Increased susceptibility of p55 ^ΔNS mice to chronic arthritis. Histologic examination of ankle joints from Tg197.p55 ^+/+ (A) and Tg197.p55 ^ΔNS/ΔNS (B) littermates at 4 wk of age. Increased formation of the inflammatory pannus and areas of cartilage and bone erosion are evident in B, whereas mild hyperplasia of the synovial membrane and onset of infiltration of polymorphonuclear and lymphocytic inflammatory cells in the synovial space is seen in A. All mice were littermates in a mixed CBA,B6,129 background.

Figure 5.

Increased susceptibility of p55^ΔNS mice to EAE. (A) EAE was induced in C57BL/6 p55 ^ΔNS/ΔNS and age-matched C57BL/6 controls (10–12 wk of age; n = 6 per group), by MOG p35–55 immunization as described in Materials and Methods. Data presented are means ± SEM of disease scores. *, P < 0.05 as determined by Student's t test. Data are representative of four separate experiments. (B) Immunohistochemistry from C57BL/6 controls (a, c, and e) and C57BL/6 p55 ^ΔNS/ΔNS (b, d, and f) mice. In both cases the animals with the highest inflammatory index and clinical signs were taken. (a and b) CD3 staining in spinal cord sections showing lymphocyte infiltration.
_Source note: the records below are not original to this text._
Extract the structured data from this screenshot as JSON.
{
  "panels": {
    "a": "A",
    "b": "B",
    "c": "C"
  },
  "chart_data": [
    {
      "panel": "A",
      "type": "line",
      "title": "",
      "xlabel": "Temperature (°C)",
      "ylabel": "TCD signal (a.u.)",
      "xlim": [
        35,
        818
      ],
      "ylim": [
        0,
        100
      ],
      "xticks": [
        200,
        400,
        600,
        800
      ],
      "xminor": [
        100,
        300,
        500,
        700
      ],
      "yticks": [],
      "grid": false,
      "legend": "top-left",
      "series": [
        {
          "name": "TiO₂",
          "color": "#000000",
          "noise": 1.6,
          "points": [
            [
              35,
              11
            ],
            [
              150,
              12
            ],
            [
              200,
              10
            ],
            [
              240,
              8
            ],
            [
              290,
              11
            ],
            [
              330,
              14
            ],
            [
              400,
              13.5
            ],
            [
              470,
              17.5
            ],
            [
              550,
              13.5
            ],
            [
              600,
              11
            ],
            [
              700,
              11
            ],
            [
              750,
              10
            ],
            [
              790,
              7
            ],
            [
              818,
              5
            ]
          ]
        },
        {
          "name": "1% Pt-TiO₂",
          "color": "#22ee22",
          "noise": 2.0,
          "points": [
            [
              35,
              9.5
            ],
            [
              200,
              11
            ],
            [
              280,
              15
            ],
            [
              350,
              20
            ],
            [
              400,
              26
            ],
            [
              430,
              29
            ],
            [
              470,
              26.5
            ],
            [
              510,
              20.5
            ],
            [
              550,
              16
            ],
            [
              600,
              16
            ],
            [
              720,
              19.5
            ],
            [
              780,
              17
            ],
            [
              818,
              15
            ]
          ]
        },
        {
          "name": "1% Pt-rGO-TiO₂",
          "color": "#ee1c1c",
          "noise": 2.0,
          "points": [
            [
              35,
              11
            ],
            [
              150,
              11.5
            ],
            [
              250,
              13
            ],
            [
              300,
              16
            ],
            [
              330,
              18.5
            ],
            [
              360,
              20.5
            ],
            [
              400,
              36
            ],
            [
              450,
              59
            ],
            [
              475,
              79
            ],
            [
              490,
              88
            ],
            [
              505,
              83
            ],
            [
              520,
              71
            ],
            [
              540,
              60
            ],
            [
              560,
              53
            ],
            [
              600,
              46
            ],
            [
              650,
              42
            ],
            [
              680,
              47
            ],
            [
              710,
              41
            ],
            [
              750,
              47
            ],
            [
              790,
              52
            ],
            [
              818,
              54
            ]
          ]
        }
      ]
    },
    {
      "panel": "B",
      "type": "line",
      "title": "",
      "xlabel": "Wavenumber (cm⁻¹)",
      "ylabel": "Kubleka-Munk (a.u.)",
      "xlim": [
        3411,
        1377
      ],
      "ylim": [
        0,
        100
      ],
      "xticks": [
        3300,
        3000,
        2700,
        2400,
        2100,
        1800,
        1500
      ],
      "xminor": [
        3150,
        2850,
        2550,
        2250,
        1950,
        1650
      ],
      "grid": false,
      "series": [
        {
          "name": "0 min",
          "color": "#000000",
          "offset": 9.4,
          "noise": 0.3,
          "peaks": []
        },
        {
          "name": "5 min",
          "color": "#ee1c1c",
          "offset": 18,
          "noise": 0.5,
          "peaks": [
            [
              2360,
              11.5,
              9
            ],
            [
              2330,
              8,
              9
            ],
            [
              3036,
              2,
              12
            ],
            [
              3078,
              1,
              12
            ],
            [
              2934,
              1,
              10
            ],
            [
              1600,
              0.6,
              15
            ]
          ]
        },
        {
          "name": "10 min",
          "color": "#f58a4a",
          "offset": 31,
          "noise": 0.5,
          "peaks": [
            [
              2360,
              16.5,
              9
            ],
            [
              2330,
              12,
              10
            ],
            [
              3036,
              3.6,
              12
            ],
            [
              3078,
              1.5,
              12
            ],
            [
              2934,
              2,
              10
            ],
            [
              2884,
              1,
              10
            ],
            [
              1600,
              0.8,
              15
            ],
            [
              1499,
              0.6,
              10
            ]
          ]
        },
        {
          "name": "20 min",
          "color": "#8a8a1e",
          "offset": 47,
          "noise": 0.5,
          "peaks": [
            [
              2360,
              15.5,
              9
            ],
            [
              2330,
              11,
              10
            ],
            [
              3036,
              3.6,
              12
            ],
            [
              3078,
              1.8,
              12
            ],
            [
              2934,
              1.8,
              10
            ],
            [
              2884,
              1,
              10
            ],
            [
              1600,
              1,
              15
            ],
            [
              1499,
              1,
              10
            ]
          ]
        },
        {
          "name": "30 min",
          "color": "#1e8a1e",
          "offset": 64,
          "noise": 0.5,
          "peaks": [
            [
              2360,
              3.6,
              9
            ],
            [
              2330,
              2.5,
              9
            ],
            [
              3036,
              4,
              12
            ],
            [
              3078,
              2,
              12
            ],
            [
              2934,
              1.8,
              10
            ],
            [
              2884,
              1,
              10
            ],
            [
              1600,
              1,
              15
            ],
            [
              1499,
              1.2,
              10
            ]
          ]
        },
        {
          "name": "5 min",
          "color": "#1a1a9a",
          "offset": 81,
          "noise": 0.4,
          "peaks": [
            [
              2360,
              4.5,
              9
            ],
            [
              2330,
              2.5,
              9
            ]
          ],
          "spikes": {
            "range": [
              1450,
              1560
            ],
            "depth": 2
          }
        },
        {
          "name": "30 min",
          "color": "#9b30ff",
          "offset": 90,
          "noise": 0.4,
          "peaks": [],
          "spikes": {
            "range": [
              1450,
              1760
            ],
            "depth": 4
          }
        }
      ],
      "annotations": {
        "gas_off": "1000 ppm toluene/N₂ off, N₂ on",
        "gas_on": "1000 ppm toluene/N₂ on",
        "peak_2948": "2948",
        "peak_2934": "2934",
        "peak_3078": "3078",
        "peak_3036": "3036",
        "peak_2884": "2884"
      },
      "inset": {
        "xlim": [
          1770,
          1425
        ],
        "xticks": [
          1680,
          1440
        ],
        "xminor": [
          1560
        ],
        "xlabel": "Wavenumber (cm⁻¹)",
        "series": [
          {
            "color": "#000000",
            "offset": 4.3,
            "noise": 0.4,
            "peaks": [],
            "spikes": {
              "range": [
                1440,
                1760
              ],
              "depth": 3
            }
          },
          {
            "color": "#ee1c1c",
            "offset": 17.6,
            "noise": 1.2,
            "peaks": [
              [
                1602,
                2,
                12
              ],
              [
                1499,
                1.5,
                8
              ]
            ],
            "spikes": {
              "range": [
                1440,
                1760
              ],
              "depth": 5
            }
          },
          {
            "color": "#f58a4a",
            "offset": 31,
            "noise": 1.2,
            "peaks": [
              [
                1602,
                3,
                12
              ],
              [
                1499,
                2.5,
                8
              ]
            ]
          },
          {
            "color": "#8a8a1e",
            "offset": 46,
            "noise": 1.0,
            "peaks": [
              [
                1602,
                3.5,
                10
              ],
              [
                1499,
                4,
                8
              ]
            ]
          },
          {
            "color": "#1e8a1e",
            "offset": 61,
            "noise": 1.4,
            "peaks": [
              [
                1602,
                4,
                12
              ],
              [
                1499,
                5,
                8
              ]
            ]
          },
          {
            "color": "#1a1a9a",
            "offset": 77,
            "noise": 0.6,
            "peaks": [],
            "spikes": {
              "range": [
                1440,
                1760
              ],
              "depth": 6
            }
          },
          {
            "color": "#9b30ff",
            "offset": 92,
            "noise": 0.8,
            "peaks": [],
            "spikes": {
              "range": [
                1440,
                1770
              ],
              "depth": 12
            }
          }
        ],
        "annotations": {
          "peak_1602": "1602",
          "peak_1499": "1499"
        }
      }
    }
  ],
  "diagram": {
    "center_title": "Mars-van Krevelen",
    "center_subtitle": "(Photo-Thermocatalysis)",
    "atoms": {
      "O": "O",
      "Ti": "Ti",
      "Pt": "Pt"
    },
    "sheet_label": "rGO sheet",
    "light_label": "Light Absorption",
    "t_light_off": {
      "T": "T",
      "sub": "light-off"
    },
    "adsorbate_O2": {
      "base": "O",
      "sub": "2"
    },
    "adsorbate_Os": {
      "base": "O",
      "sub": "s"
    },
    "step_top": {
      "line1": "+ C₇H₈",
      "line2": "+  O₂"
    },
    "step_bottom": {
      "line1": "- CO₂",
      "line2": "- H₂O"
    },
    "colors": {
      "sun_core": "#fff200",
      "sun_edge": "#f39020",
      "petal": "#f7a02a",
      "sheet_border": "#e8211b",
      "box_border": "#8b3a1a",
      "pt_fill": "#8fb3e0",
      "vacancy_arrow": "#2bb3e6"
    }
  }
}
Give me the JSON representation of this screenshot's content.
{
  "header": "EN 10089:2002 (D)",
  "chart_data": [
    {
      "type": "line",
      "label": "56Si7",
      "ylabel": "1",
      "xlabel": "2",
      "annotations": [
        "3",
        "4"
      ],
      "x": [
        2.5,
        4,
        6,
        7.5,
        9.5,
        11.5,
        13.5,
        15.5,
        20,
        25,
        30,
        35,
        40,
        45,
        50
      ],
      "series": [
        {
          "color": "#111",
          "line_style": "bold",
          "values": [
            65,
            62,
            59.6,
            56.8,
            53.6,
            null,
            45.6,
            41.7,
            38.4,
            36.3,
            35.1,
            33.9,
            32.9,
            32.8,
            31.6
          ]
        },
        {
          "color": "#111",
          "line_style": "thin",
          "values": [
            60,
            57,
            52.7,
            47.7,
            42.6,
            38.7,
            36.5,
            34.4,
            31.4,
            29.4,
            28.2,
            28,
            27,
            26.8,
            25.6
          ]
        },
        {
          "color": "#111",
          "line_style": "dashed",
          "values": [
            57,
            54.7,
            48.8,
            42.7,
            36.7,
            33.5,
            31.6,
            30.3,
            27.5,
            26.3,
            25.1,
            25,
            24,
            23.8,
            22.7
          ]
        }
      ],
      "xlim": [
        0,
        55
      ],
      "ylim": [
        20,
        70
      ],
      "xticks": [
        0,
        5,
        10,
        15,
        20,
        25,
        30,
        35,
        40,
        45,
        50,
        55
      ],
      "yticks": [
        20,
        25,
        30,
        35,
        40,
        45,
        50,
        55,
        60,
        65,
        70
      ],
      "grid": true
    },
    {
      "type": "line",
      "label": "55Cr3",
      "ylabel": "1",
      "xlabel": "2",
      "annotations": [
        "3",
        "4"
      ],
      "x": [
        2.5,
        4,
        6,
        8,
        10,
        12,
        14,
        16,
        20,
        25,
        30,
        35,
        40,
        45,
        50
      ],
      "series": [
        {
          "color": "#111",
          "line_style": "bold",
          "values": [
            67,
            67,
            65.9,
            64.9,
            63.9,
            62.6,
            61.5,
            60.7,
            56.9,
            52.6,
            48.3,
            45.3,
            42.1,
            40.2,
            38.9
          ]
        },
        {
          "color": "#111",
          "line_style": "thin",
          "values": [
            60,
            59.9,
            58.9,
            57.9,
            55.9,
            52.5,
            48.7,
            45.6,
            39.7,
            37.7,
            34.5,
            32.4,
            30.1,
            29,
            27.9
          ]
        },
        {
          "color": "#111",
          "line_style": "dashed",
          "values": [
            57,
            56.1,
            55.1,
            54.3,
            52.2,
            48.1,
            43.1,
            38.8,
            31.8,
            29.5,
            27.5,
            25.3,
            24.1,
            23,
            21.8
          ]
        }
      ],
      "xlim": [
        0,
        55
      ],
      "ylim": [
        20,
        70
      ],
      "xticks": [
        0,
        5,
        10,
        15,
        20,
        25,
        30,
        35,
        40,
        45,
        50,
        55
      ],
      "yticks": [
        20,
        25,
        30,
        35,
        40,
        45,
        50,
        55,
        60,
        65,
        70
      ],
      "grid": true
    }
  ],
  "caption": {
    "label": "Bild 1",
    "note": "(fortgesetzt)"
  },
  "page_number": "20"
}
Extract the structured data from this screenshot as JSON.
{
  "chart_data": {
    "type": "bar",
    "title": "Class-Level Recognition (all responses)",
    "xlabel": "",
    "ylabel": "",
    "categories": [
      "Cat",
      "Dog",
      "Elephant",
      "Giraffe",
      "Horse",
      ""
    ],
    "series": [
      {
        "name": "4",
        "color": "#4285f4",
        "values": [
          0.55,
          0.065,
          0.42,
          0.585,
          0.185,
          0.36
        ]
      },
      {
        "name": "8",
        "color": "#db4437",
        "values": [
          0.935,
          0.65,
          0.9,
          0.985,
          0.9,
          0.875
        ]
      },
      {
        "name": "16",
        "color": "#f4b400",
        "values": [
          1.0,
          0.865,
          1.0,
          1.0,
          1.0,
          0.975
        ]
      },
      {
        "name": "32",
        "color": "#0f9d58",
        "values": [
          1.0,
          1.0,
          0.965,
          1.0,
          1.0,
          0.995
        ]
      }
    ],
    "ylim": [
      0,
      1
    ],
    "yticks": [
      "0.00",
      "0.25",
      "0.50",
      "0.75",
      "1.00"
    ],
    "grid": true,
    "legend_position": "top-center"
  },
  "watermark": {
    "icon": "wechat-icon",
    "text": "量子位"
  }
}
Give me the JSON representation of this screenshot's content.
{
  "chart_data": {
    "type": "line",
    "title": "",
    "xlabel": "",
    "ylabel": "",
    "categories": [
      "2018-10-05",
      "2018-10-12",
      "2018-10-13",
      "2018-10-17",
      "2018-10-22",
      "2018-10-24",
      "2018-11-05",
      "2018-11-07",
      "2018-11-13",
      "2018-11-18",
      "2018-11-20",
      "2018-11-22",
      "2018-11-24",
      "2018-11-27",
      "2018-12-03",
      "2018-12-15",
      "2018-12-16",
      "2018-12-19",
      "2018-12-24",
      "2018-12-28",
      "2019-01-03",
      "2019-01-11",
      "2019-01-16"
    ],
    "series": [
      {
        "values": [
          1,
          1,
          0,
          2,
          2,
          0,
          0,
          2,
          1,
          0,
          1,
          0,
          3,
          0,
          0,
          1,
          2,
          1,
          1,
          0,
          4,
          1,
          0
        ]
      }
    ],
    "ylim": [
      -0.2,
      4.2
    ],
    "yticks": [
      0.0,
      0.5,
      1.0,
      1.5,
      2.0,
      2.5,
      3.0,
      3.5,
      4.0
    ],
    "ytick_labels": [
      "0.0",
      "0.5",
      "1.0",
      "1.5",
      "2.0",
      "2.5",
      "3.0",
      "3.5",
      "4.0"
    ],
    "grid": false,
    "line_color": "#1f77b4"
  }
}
Inflammation in the p55 ^ΔNS/ΔNS mouse is more prominent (magnification, 37). Higher magnifications (80) of panels a and b are shown in panels c and d, respectively. In addition to higher numbers of inflammatory T cells, the p55 ^ΔNS/ΔNS mouse (f; magnification, 80) also reveals more pronounced expression of mac-3⁺ macrophages than the wild-type control (e; magnification, 80). (C) Similar MOG p35–55–specific T cell responses in p55 ^ΔNS/ΔNS and p55 ^+/+ mice. T cell priming was measured in LN cells isolated from C57BL/6 p55 ^ΔNS/ΔNS and age-matched C57BL/6 control mice (7–11 wk of age) 9 d after immunization with MOG peptide as described in Materials and Methods. MOG-specific memory responses were examined in total spleen cells of C57BL/6 p55 ^ΔNS/ΔNS and age-matched C57BL/6 controls 20 d after EAE induction. Proliferation was determined by [3H]thymidine incorporation in T cell proliferation assays in which T cells were incubated with the indicated concentrations of MOG peptide. For each curve, two to three mice of each genotype were pooled together. One representative set of experiments out of three performed is shown.